In real situations, such as the case above, there may be many influences operating simultaneously in a changing environment. The practitioner is charged with sorting out the influences and effects in real time. He or she must keep track of what is working and what is not, whether the interventions are successful, what is likely to happen next, etc. Anesthesiology, like similar domains, deals with volatile and fast paced situations. It is critically important that practitioners build and maintain a coherent “situation awareness” , which makes sense of the multiple factors at work including faults, operator interventions and automatic system responses (e.g. the functioning of infusion devices). Researchers examining expertise in situ have noted that practitioners themselves coin phrases to describe this ability to maintain a coherent view of the changing situation: in commercial aviation it is sometimes referred to as flying ahead of the plane, in carrier flightdeck operations it is called having the bubble and von Clausewitz called it coup d’œil on the battlefield. Situation assessment is what allows practitioners to to determine where and when decisive action can be taken.

Being able to exercise effective control over a situation demands first that the practitioner track the state of the system. This means not only determining the condition of the patient but also the external and internal influences which are acting to produce that state. Practitioners need to keep a running tab of the influences acting on the patient. To make this possible they may adopt control strategies which minimize the overlap of different influences in order to eliminate the need to separate their contributions.

When situation assessment is lost, that is, when the practitioner is no longer tracking the influences and effects with sufficient precision to permit meaningful interventions, the practitioner has “lost the bubble”. Losing the bubble can have grave consequences if the situation is precarious or changing. Most practitioners in these domains can describe personal experiences which fit the definition of loosing the bubble and, many times, these are cases which resulted in near disaster. It is difficult to detect loss of situation awareness in the conference cases.

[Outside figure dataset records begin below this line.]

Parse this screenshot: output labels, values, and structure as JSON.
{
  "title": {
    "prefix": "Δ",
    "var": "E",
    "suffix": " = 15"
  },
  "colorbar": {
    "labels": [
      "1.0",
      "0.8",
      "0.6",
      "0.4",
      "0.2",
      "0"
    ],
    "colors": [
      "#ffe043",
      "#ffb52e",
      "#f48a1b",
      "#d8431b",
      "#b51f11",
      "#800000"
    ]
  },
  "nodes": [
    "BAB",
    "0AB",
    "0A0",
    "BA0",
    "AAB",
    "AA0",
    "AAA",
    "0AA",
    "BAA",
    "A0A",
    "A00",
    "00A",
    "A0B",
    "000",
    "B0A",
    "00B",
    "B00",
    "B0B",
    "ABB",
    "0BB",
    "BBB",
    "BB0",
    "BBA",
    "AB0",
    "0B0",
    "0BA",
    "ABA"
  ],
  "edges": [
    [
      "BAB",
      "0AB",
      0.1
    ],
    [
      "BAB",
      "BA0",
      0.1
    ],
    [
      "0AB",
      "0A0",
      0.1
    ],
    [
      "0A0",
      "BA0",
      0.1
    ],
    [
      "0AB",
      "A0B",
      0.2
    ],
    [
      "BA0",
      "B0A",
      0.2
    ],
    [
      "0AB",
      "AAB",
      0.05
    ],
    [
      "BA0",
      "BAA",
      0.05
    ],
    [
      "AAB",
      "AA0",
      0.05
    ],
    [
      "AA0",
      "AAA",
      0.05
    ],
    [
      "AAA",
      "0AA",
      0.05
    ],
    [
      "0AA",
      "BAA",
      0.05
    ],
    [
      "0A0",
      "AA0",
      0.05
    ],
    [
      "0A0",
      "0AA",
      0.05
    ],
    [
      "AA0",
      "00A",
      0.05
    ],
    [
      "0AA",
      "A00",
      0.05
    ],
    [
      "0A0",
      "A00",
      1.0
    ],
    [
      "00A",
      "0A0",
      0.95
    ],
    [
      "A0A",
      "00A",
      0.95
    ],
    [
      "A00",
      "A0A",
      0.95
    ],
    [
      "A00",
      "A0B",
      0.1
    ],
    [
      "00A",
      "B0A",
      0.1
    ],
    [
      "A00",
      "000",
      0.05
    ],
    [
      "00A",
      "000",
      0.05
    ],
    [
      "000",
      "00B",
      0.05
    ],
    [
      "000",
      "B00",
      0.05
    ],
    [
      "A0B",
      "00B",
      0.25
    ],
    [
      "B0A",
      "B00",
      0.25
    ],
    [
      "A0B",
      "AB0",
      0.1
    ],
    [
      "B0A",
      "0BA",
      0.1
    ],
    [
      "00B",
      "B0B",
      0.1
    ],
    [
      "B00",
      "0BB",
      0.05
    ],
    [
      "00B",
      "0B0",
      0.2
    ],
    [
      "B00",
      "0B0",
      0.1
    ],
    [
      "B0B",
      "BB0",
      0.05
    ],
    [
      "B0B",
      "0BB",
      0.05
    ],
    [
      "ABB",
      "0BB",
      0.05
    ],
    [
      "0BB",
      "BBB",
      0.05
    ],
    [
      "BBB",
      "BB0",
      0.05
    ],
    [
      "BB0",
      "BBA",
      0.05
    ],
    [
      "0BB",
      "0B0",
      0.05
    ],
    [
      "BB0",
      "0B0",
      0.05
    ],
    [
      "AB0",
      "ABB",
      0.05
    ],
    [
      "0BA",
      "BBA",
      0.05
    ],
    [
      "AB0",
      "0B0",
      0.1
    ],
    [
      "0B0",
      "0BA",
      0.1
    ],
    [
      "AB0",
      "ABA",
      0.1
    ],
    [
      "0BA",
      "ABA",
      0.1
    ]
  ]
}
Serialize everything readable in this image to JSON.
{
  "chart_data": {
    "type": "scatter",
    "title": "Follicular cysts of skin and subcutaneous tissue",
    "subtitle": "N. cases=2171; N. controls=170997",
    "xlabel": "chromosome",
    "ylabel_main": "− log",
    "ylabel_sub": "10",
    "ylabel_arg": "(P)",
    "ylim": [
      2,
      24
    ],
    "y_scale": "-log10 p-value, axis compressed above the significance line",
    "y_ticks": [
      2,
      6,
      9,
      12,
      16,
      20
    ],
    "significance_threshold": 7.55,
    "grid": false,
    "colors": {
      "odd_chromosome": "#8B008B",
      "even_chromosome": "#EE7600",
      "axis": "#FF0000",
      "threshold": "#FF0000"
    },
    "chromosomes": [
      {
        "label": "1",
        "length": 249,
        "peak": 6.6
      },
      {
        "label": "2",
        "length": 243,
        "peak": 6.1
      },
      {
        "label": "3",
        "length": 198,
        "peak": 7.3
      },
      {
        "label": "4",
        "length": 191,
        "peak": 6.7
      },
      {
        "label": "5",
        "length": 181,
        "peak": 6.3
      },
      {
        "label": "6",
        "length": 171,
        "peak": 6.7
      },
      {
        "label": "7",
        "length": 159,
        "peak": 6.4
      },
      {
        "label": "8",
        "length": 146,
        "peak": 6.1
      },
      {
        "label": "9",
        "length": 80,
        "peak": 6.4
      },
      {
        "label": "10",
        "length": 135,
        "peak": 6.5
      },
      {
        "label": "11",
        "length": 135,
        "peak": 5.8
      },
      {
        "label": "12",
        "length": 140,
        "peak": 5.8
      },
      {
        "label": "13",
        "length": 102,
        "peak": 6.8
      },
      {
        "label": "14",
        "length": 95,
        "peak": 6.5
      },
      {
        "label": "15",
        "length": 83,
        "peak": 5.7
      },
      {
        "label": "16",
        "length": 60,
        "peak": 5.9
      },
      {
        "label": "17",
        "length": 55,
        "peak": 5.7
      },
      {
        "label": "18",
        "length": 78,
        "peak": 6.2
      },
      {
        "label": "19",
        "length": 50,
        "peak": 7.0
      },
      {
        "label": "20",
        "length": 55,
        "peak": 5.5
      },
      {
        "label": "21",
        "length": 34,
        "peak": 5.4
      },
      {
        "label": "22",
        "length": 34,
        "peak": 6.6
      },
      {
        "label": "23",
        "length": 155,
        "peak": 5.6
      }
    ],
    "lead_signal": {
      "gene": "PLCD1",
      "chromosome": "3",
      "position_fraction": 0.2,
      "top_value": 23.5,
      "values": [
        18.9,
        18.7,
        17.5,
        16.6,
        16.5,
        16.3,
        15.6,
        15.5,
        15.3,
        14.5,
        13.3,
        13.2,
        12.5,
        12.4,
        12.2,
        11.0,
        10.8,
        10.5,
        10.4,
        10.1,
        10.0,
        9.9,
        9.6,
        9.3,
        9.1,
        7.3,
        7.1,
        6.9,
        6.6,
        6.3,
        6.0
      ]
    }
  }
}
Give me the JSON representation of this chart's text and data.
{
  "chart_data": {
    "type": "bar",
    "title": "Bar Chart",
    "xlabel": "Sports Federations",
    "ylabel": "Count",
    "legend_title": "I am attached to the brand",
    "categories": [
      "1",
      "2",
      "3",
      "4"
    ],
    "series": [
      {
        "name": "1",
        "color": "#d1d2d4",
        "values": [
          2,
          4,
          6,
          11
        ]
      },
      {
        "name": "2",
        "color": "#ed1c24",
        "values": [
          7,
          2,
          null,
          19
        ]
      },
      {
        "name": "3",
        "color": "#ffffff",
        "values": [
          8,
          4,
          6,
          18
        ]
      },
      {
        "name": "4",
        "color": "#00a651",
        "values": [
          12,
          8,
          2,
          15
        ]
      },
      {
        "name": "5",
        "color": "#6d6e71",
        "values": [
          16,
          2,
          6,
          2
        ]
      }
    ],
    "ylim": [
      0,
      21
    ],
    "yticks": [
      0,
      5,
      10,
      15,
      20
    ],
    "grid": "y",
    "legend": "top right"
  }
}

A good part of the anesthesiologist’s training is oriented towards avoiding the loss of situation awareness and on reestablishing it when it is absent.

Reviewing and altering plans under pressure is difficult and may even be impossible given the demands for immediate action. But planning can be undertaken to various depths. Planning is not simply the selection of a single approach to a problem but rather the construction of a collection of approaches for a variety of different circumstances. The difference between simplistic planning (“I will do X for this case”) and extensive planning (“I will do X for this case but will be prepared to do Y under certain circumstances and Z under others”) can be crucial in event driven, high uncertainty domains like anesthesiology.

This extensive planning is cognitively effortful and demands integration of large amounts of material. The situations for which the alternative courses of action are required rarely occur (e.g. unable to intubate, unable to mask) and so there is little reinforcement for extensive contingent planning.